In recent years there has been an explosion in the availability of small, low cost, hand held (or drone mounted) air quality monitoring devices or air sensors. Although the most likely near term applications may be community groups seeking information on potential industrial impacts, even individual consumers may have use for such devices to monitor the quality of indoor air. The biggest hurdle to the effectiveness, and eventual integration into the realm of regulatory compliance, of these devices is the lack accepted standards for evaluating the quality of the data they produce. What role will EPA play in that?
At the September meeting of the Clean Air Act Advisory Committee (CAAAC), EPA staff discussed a number of initiatives on the use of indoor and outdoor air sensors and sought feedback from CAAAC members. To say there is a lot going on is quite an understatement. In June, EPA had over 700 attendees at its workshop and webinar soliciting input from stakeholders on non-regulatory performance targets for sensors measuring fine particulate matter (PM2.5) and ozone. And just two weeks before the CAAAC meeting, several dozen EPA staff attended UC Davis Air Quality Research Center’s first “Air Sensors International Conference” to discuss similar issues. The University of California is an obvious location for such research given that state’s legislation requiring additional refinery air monitoring under SCAQMD Rule 1180 and BAAQMD Rule 12-15, and the more comprehensive Community Air Protection Program (CAPP) now being implemented by CARB under Assembly Bill 617.

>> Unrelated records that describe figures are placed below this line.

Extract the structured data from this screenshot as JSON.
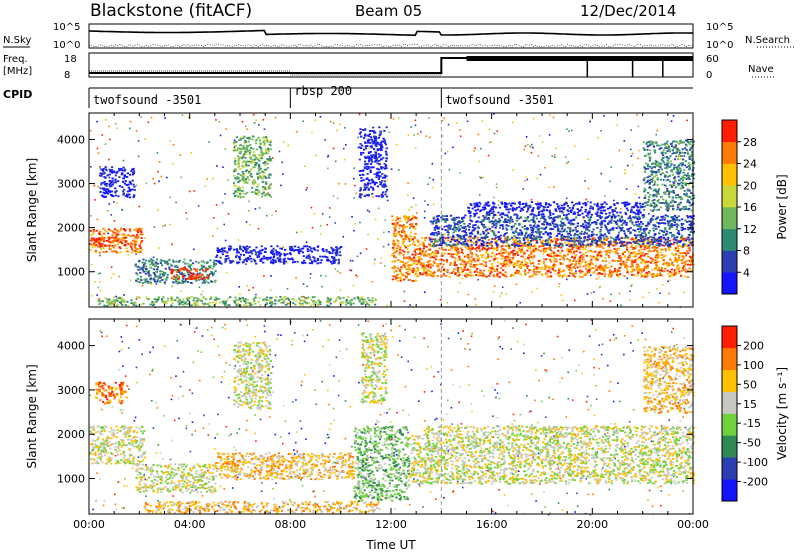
{
  "header": {
    "title": "Blackstone (fitACF)",
    "beam": "Beam 05",
    "date": "12/Dec/2014"
  },
  "top_panels": {
    "nsky_label": "N.Sky",
    "nsearch_label": "N.Search",
    "nsky_ticks": [
      "10^5",
      "10^0"
    ],
    "nsearch_ticks": [
      "10^5",
      "10^0"
    ],
    "freq_label": "Freq.",
    "freq_unit": "[MHz]",
    "freq_ticks": [
      "18",
      "8"
    ],
    "nave_label": "Nave",
    "nave_ticks": [
      "60",
      "0"
    ],
    "cpid_label": "CPID",
    "cpid_segments": [
      {
        "name": "twofsound -3501",
        "start_hour": 0
      },
      {
        "name": "rbsp 200",
        "start_hour": 8
      },
      {
        "name": "twofsound -3501",
        "start_hour": 14
      }
    ]
  },
  "chart_data": [
    {
      "type": "heatmap",
      "name": "power",
      "ylabel": "Slant Range [km]",
      "y_ticks": [
        1000,
        2000,
        3000,
        4000
      ],
      "ylim": [
        200,
        4600
      ],
      "xlim": [
        0,
        24
      ],
      "colorbar": {
        "label": "Power [dB]",
        "ticks": [
          "4",
          "8",
          "12",
          "16",
          "20",
          "24",
          "28"
        ],
        "colors": [
          "#1414ff",
          "#2a3fb2",
          "#2e8a72",
          "#6fb85b",
          "#c8d83a",
          "#ffc000",
          "#ff7a00",
          "#ff1e00"
        ]
      },
      "regions": [
        {
          "t0": 0.0,
          "t1": 2.1,
          "r0": 1450,
          "r1": 2000,
          "level": 6
        },
        {
          "t0": 0.0,
          "t1": 1.5,
          "r0": 1600,
          "r1": 1800,
          "level": 7
        },
        {
          "t0": 1.8,
          "t1": 5.0,
          "r0": 750,
          "r1": 1300,
          "level": 2
        },
        {
          "t0": 3.2,
          "t1": 4.8,
          "r0": 850,
          "r1": 1100,
          "level": 7
        },
        {
          "t0": 0.3,
          "t1": 11.5,
          "r0": 250,
          "r1": 450,
          "level": 3
        },
        {
          "t0": 5.0,
          "t1": 10.0,
          "r0": 1200,
          "r1": 1600,
          "level": 0
        },
        {
          "t0": 12.0,
          "t1": 13.0,
          "r0": 800,
          "r1": 2300,
          "level": 6
        },
        {
          "t0": 13.0,
          "t1": 24.0,
          "r0": 900,
          "r1": 1800,
          "level": 6
        },
        {
          "t0": 13.5,
          "t1": 24.0,
          "r0": 1600,
          "r1": 2300,
          "level": 1
        },
        {
          "t0": 15.0,
          "t1": 22.0,
          "r0": 2300,
          "r1": 2600,
          "level": 0
        },
        {
          "t0": 0.4,
          "t1": 1.8,
          "r0": 2700,
          "r1": 3400,
          "level": 0
        },
        {
          "t0": 5.7,
          "t1": 7.2,
          "r0": 2700,
          "r1": 4100,
          "level": 3
        },
        {
          "t0": 10.7,
          "t1": 11.8,
          "r0": 2700,
          "r1": 4300,
          "level": 0
        },
        {
          "t0": 22.0,
          "t1": 24.0,
          "r0": 2400,
          "r1": 4000,
          "level": 2
        }
      ]
    },
    {
      "type": "heatmap",
      "name": "velocity",
      "ylabel": "Slant Range [km]",
      "xlabel": "Time UT",
      "x_ticks": [
        "00:00",
        "04:00",
        "08:00",
        "12:00",
        "16:00",
        "20:00",
        "00:00"
      ],
      "y_ticks": [
        1000,
        2000,
        3000,
        4000
      ],
      "ylim": [
        200,
        4600
      ],
      "xlim": [
        0,
        24
      ],
      "colorbar": {
        "label": "Velocity [m s⁻¹]",
        "ticks": [
          "200",
          "100",
          "50",
          "15",
          "-15",
          "-50",
          "-100",
          "-200"
        ],
        "colors": [
          "#1414ff",
          "#2a3fb2",
          "#2e8a52",
          "#6ed23a",
          "#c8c8c0",
          "#ffc000",
          "#ff7a00",
          "#ff1e00"
        ]
      },
      "regions": [
        {
          "t0": 0.0,
          "t1": 2.2,
          "r0": 1350,
          "r1": 2200,
          "level": 4
        },
        {
          "t0": 1.8,
          "t1": 5.0,
          "r0": 700,
          "r1": 1350,
          "level": 4
        },
        {
          "t0": 2.0,
          "t1": 11.5,
          "r0": 250,
          "r1": 500,
          "level": 5
        },
        {
          "t0": 5.0,
          "t1": 10.5,
          "r0": 1000,
          "r1": 1600,
          "level": 5
        },
        {
          "t0": 10.5,
          "t1": 12.7,
          "r0": 500,
          "r1": 2200,
          "level": 3
        },
        {
          "t0": 12.7,
          "t1": 13.3,
          "r0": 900,
          "r1": 2000,
          "level": 4
        },
        {
          "t0": 13.3,
          "t1": 24.0,
          "r0": 900,
          "r1": 2200,
          "level": 4
        },
        {
          "t0": 0.2,
          "t1": 1.5,
          "r0": 2700,
          "r1": 3200,
          "level": 6
        },
        {
          "t0": 5.7,
          "t1": 7.2,
          "r0": 2600,
          "r1": 4100,
          "level": 4
        },
        {
          "t0": 10.8,
          "t1": 11.8,
          "r0": 2700,
          "r1": 4300,
          "level": 4
        },
        {
          "t0": 22.0,
          "t1": 24.0,
          "r0": 2500,
          "r1": 4000,
          "level": 5
        }
      ]
    }
  ]
}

Of course, EPA’s work on these issues is not new. Back in 2014, EPA staff produced what they call the “Air Sensor Guidebook” to help individuals identify the best technology for a specific application, use the technology properly, and understand the data they collect. EPA/600/R-14/159 (June 2014). With little progress since then establishing uniform standards to address data quality, interpretation, and management, EPA may be on the verge of taking an even greater leadership role. According to the CAAAC presentation, EPA is working on a policy memorandum to address questions from state and local agencies on the use of air sensor data, including its use in NAAQS compliance. Hopefully this memorandum will allay fears that the data collected will be misunderstood and/or misused under regulatory programs. On the technical side, EPA is considering development of a voluntary certification program for air sensors. As a starting point, EPA has produced a report evaluating peer-reviewed literature and other sources of information on a variety of sensors to identify criteria needed to ensure that data collected are appropriate for the intended application. EPA/600/R-18/324 (September 2018). EPA staff also are monitoring (and likely participating in) work conducted by the American Society for Testing and Material International (ASTM), which has established a workgroup to draft a “Test Method for Performance Evaluation of Ambient Air Quality Sensors and Other Sensor-based Instruments” (ASTM WK64899). ASTM is a consensus-based standards development organization. If you are interested in the topic you can become a member (I am one) and contribute to the effort.
As EPA’s presentations made clear, the potential reach of these air sensors is huge. Most of us did not envision in the early 1990s that in this decade nearly every teenager and adult would carry their own phone with their own phone number. It is not unreasonable to think that one day we all may have air sensors in our homes and offices. By way of example, the University of Utah’s School of Computing recently conducted research to assess how people respond to information from PM sensors placed in their homes to measure the impacts of everyday influences like cooking, smoking, cleaning, and using candles. If you can believe the sensors, such activities can have a big impact on air quality and using the sensors could help us all better manage our health. Being a bit of a gadget addict myself, I suspect there is one of these in my future. I’d feel better about that if I knew the sensors were accurate.